Ah, sibling rivalry. Residents of Edmonton and Calgary have always had strong feelings about their own cities - and often very negative ones about the other. The question isn't about which city is better, but rather which city is getting its groove on.
Years ago, Calgary established itself as the undisputed business and financial centre of Western Canada. In terms of head offices of corporate giants in Canada, Calgary is second only to Toronto. One glance at its skyline of gleaming high-rise towers would lead a visitor to mistake it for a much larger city such as Houston or Atlanta.
Edmonton has had to settle for being the provincial capital and having a better arts scene (although many would dispute this point). Both cities' CMA populations are just over a million, but Calgary has grown faster over the past few decades. The 1988 Olympic Winter Games was a pivotal turning point for Calgary in overtaking Edmonton.
That was then. Today, economic momentum in Alberta is shifting north.
Increasingly, Edmonton is the research and industrial workhorse of the province. The oil sands may be physically much farther north in Fort McMurray, but companies in and around Edmonton are the main service providers and manufacturers to that activity. That's going to accelerate in the next decade.

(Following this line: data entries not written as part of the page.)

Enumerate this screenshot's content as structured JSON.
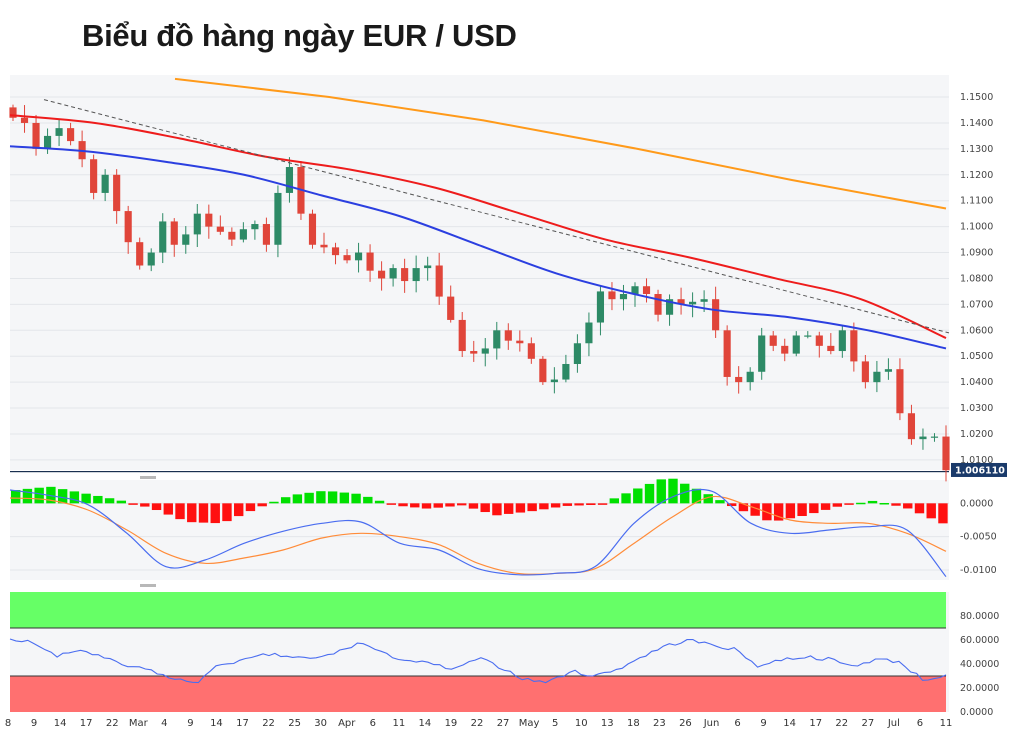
{
  "title": "Biểu đồ hàng ngày EUR / USD",
  "chart_data": [
    {
      "type": "candlestick",
      "panel": "price",
      "ylim": [
        1.0061,
        1.1585
      ],
      "yticks": [
        "1.1500",
        "1.1400",
        "1.1300",
        "1.1200",
        "1.1100",
        "1.1000",
        "1.0900",
        "1.0800",
        "1.0700",
        "1.0600",
        "1.0500",
        "1.0400",
        "1.0300",
        "1.0200",
        "1.0100"
      ],
      "last_price_label": "1.006110",
      "last_price": 1.00611,
      "x_labels": [
        "8",
        "9",
        "14",
        "17",
        "22",
        "Mar",
        "4",
        "9",
        "14",
        "17",
        "22",
        "25",
        "30",
        "Apr",
        "6",
        "11",
        "14",
        "19",
        "22",
        "27",
        "May",
        "5",
        "10",
        "13",
        "18",
        "23",
        "26",
        "Jun",
        "6",
        "9",
        "14",
        "17",
        "22",
        "27",
        "Jul",
        "6",
        "11"
      ],
      "candles_close": [
        1.142,
        1.14,
        1.13,
        1.135,
        1.138,
        1.133,
        1.126,
        1.113,
        1.12,
        1.106,
        1.094,
        1.085,
        1.09,
        1.102,
        1.093,
        1.097,
        1.105,
        1.1,
        1.098,
        1.095,
        1.099,
        1.101,
        1.093,
        1.113,
        1.123,
        1.105,
        1.093,
        1.092,
        1.089,
        1.087,
        1.09,
        1.083,
        1.08,
        1.084,
        1.079,
        1.084,
        1.085,
        1.073,
        1.064,
        1.052,
        1.051,
        1.053,
        1.06,
        1.056,
        1.055,
        1.049,
        1.04,
        1.041,
        1.047,
        1.055,
        1.063,
        1.075,
        1.072,
        1.074,
        1.077,
        1.074,
        1.066,
        1.072,
        1.07,
        1.071,
        1.072,
        1.06,
        1.042,
        1.04,
        1.044,
        1.058,
        1.054,
        1.051,
        1.058,
        1.058,
        1.054,
        1.052,
        1.06,
        1.048,
        1.04,
        1.044,
        1.045,
        1.028,
        1.018,
        1.019,
        1.019,
        1.006
      ],
      "ma_blue": [
        1.131,
        1.129,
        1.125,
        1.12,
        1.112,
        1.104,
        1.093,
        1.082,
        1.074,
        1.068,
        1.065,
        1.06,
        1.053
      ],
      "ma_red": [
        1.143,
        1.14,
        1.134,
        1.127,
        1.122,
        1.115,
        1.105,
        1.095,
        1.088,
        1.08,
        1.072,
        1.057
      ],
      "ma_orange": [
        1.157,
        1.15,
        1.141,
        1.13,
        1.118,
        1.107
      ],
      "trendline": [
        [
          0,
          1.149
        ],
        [
          1,
          1.059
        ]
      ],
      "series": [
        {
          "name": "",
          "color": "#2b3fe0"
        },
        {
          "name": "",
          "color": "#ee1c1c"
        },
        {
          "name": "",
          "color": "#ff9a1a"
        }
      ]
    },
    {
      "type": "histogram+lines",
      "panel": "macd",
      "ylim": [
        -0.0115,
        0.0035
      ],
      "yticks": [
        "0.0000",
        "-0.0050",
        "-0.0100"
      ],
      "colors": {
        "positive": "#00e000",
        "negative": "#ff1010",
        "macd": "#4a6df0",
        "signal": "#ff8c3a"
      }
    },
    {
      "type": "line",
      "panel": "rsi",
      "ylim": [
        0,
        100
      ],
      "yticks": [
        "80.0000",
        "60.0000",
        "40.0000",
        "20.0000",
        "0.0000"
      ],
      "overbought": 70,
      "oversold": 30,
      "colors": {
        "line": "#4a6df0",
        "overbought_zone": "#66ff66",
        "oversold_zone": "#ff7070"
      }
    }
  ]
}
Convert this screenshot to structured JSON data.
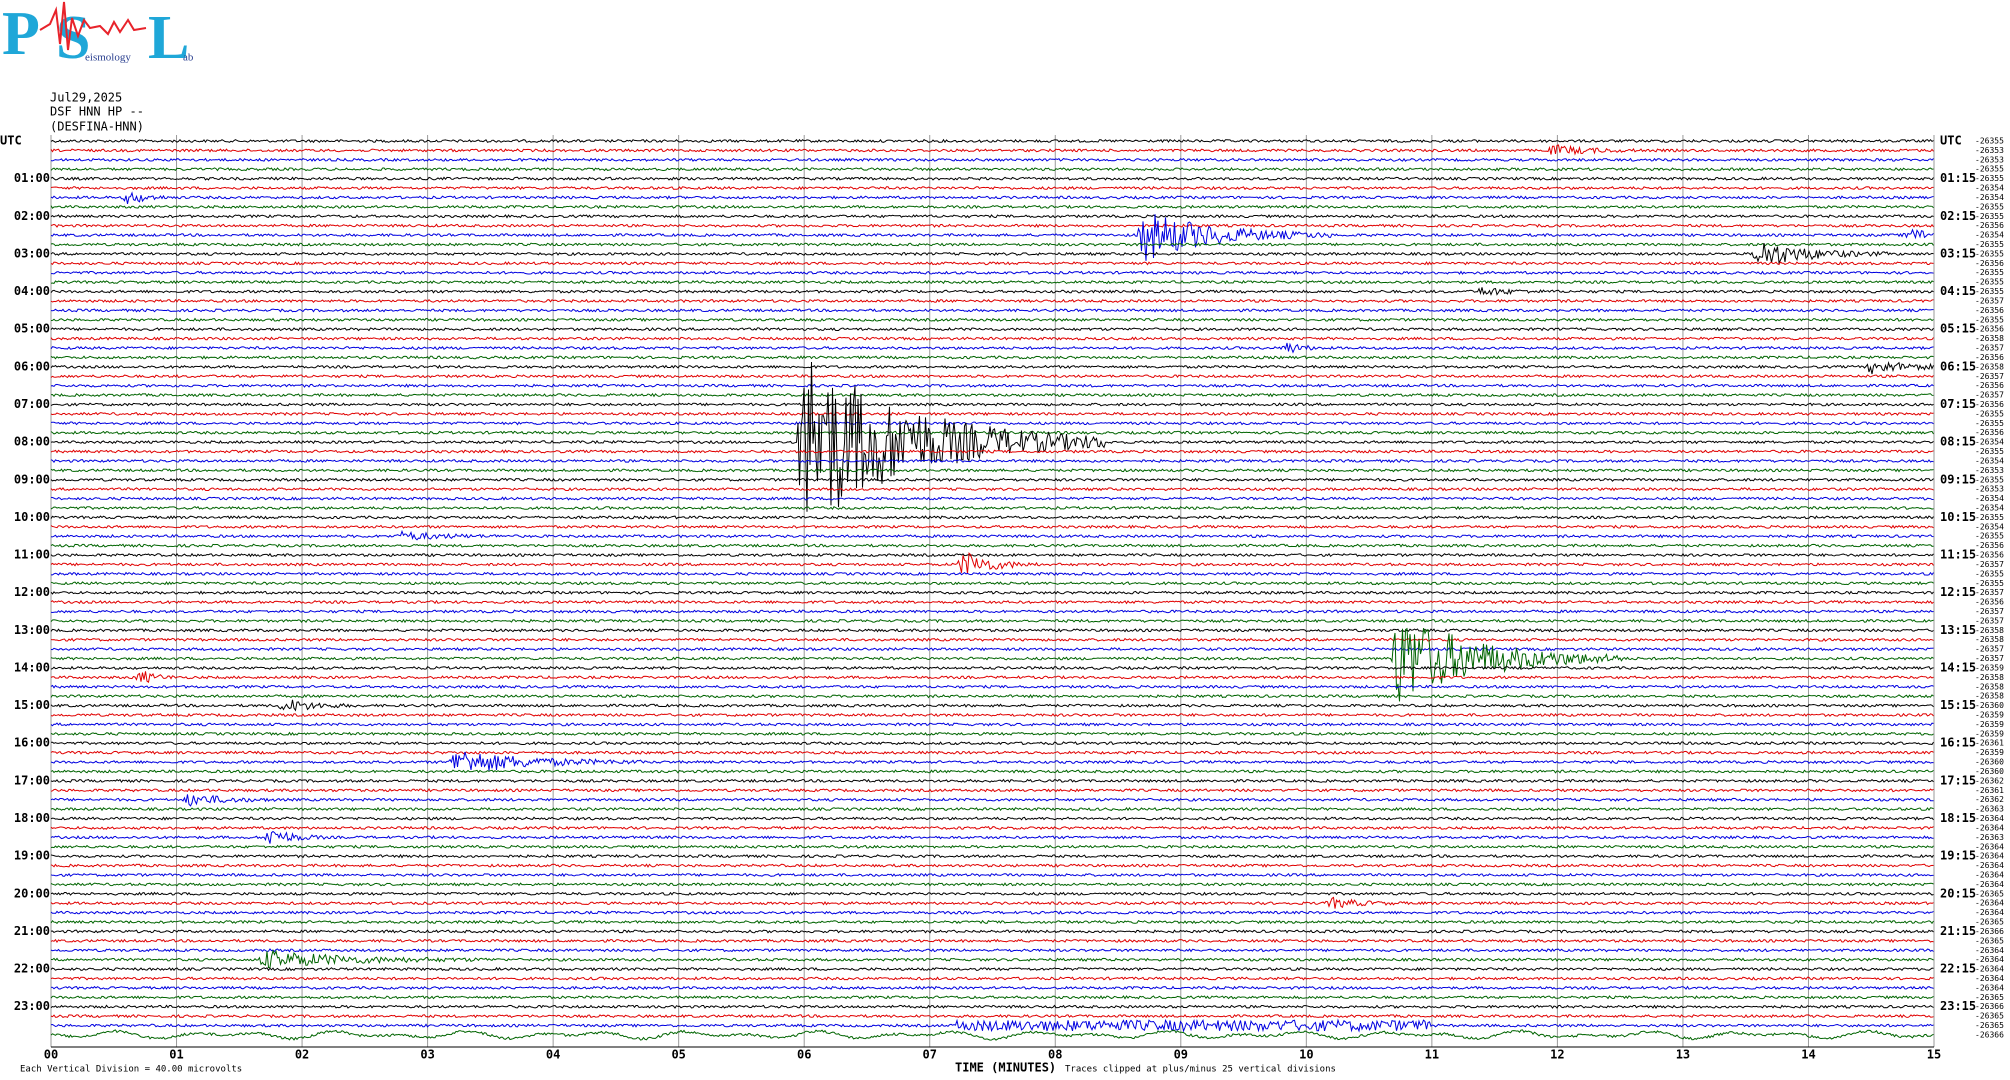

True, Calgary is still home to the corporate head offices and all those white-collar jobs related to Alberta's energy sector, but jobs were hit hard during the recession. Many of Calgary's energy giants are heavily exposed to natural gas - a sector being battered by low prices.
Just south of Edmonton's city limits sits Nisku, an industrial complex relatively unknown even within Alberta. But a quick Google Earth glance at Nisku gives you a sense of its massive scale. With a footprint as large as all of downtown Toronto from the waterfront to Forest Hill, it's one of the largest industrial parks in the country. If you stacked up all of its warehouses, fabricating shops and industrial facilities on top of each other, you'd end up with something that easily rivals downtown Calgary in size and scope - just with fewer cappuccino bars.
As well as benefiting disproportionately from the booming oil sands, Edmonton has reignited its business prowess with the University of Alberta. Under its president, Indira Samarasekera, the U of A has established itself as a highly respected school with true linkages between scientific innovation and the GDP. Some of the pure academic types are not happy with this, but it's putting Edmonton on the business map.
Even in the province's rural heartland, the mix of industries is favouring northern Alberta. Agriculture in central and northern Alberta tilts toward crop farming, whereas Calgary and the south is cattle country. And these days, with the high Canadian dollar and limited access into the U.S. market, livestock farming is a tough business. Wheat and canola farmers around Edmonton are having a slightly easier go of it.
Throw in a new world-class art gallery, massive investments in health-care facilities, and the planet's second-largest Fringe Theatre Festival, and Edmonton is set for an economic and cultural renaissance. All this should help its bid for Expo 2017.
The recent municipal elections in both cities are telling. Calgarians, clearly unhappy with the status quo, voted in a young, fresh, energetic new mayor. Edmonton, on the other hand, returned its incumbent.
Of course, Calgary has nothing to worry about in terms of losing its title of Western Canada's business centre. It's a great city with many of its own charms. Personal income, housing prices and education levels in Calgary are solidly higher than in Edmonton. Calgary likes to think it's looking at its rival in its rear-view mirror. But Cowtown should heed the warning: Objects in the mirror are closer than they appear.
Todd Hirsch is a Calgary-based senior economist at ATB Financial. The opinions expressed are his own.